Neil Fisher, The Times: And Fagin himself? Actors have fumbled for decades with the Jewish tics of the role — get rid or embrace? — but Simon Lipkin’s wonderfully reimagined portrayal goes full kosher and makes something really remarkable (and very funny) out of the old vagabond. Part lost soul, part sad clown, this Fagin counts his jewels in desperation, not miserly greed (“who’s going to look after me in my old age?” speaks as much today as it ever did) and with his show-stopping Reviewing the Situation, Lipkin captures both the plight of a traumatised immigrant — and of anyone trying to lead a good life in a dark and devious world.
Sam Marlowe, The Stage: Simon Lipkin’s Fagin, a rackety con man with a flair for theatrics, is a scene-stealer, his carapace of ruthlessness, hardened by decades of survival and self-preservation, occasionally cracking to allow some tenderness to seep out, as when he puts the bewildered Oliver to bed at his den’s fireside. Some of his vaudevillian embellishments – particularly in the panicked reckoning of Reviewing the Situation – are a distraction: gags that go for easy laughs when we’d rather engage more fully with Fagin’s dilemma. But it’s unarguably a hugely charismatic performance.
Andrzej Lukowski, TimeOut: The biggest flaw, though, is one that’s haunted the show for decades: Olivier himself is just pretty bland.

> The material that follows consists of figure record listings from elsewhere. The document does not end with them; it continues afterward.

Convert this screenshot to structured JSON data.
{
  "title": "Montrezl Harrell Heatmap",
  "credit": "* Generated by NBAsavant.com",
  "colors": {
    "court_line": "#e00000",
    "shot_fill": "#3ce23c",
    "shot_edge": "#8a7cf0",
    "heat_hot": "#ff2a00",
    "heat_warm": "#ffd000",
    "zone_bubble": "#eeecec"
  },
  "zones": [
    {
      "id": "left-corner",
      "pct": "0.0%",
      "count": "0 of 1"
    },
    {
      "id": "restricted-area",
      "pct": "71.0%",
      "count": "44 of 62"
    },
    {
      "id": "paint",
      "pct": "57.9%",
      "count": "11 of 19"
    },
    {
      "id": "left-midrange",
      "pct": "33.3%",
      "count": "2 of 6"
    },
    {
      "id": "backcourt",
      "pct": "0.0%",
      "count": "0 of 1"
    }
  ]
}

I’m not going to single out the child actor who was on when I saw it, because I think the problem lies firstly with Bart and secondly with the direction. But our hero is a wide eyed, improbably well-spoken young man who travels through life with such monumental innocence that it’s never even clear here that he’s aware Fagin et al are criminals. It’s a demanding role to give a tween, but the amount resting on his small shoulders has always been a weakness of the show. And clearly it’s not something Mackintosh is desperately bothered about fixing. And why would he? Now booking until next March, the West End’s most successful producer has a hit on his hands with Oliver! Again.